Butterfly bushes attract nectar loving insects including butterflies, which find their flowers irresistible, and hummingbirds. These plants are sometimes called summer lilacs as their flower bracts resemble lilac flowers. Butterfly bushes (buddleia) are rampant growers that quickly take over their allotted space in the garden. By the end of the growing season butterfly bushes can look unkempt with branches going every which way. Pruning transforms the unkempt growth into a tidy mound of beautiful foliage and flowers. Hard pruning isn't a problem for these hardy shrubs as they can grow 2 to 3 feet every month.
Prune butterfly bushes in spring just as their leaves begin to unfurl by cutting them back to 3 to 5 inches above soil level or just above the lowest set of leaves. Use loppers or a weed whacker to do this.

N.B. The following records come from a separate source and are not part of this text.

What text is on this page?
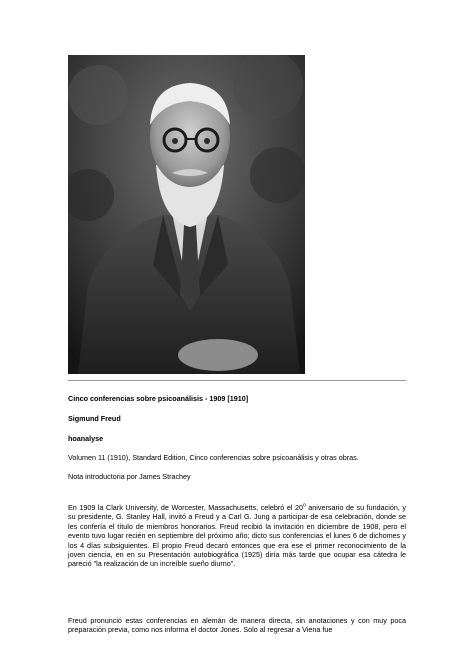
Cinco conferencias sobre psicoanálisis - 1909 [1910]
Sigmund Freud
hoanalyse
Volumen 11 (1910), Standard Edition, Cinco conferencias sobre psicoanálisis y otras obras.
Nota introductoria por James Strachey
En 1909 la Clark University, de Worcester, Massachusetts, celebró el 20$^o$ aniversario de su fundación, y su presidente, G. Stanley Hall, invitó a Freud y a Carl G. Jung a participar de esa celebración, donde se les confería el título de miembros honorarios. Freud recibió la invitación en diciembre de 1908, pero el evento tuvo lugar recién en septiembre del próximo año; dicto sus conferencias el lunes 6 de dichomes y los 4 días subsiguientes. El propio Freud decaró entonces que era ese el primer reconocimiento de la joven ciencia, en en su Presentación autobiográfica (1925) diría más tarde que ocupar esa cátedra le pareció "la realización de un increíble sueño diurno".
Freud pronunció estas conferencias en alemán de manera directa, sin anotaciones y con muy poca preparación previa, como nos informa el doctor Jones. Solo al regresar a Viena fue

Use pruning shears or scissors to cut 2 to 3 inches off the tips of every branch. Do this when your butterfly bush is 3 feet high and again when it reaches 5 feet high. Doing this produces a bushier plant with more flowers.
Remove crossing branches as soon as you see them. Use pruning shears to remove the weaker or smaller of the branches. Make cuts as close to a main stem as possible.
Prune off broken, dead or diseased branches as soon as you notice them. Use pruning shears to make cuts as close to a main stem as possible.
Use pruning shears or scissors to remove faded flower bracts. Snip the flower stems as close to the branch as possible.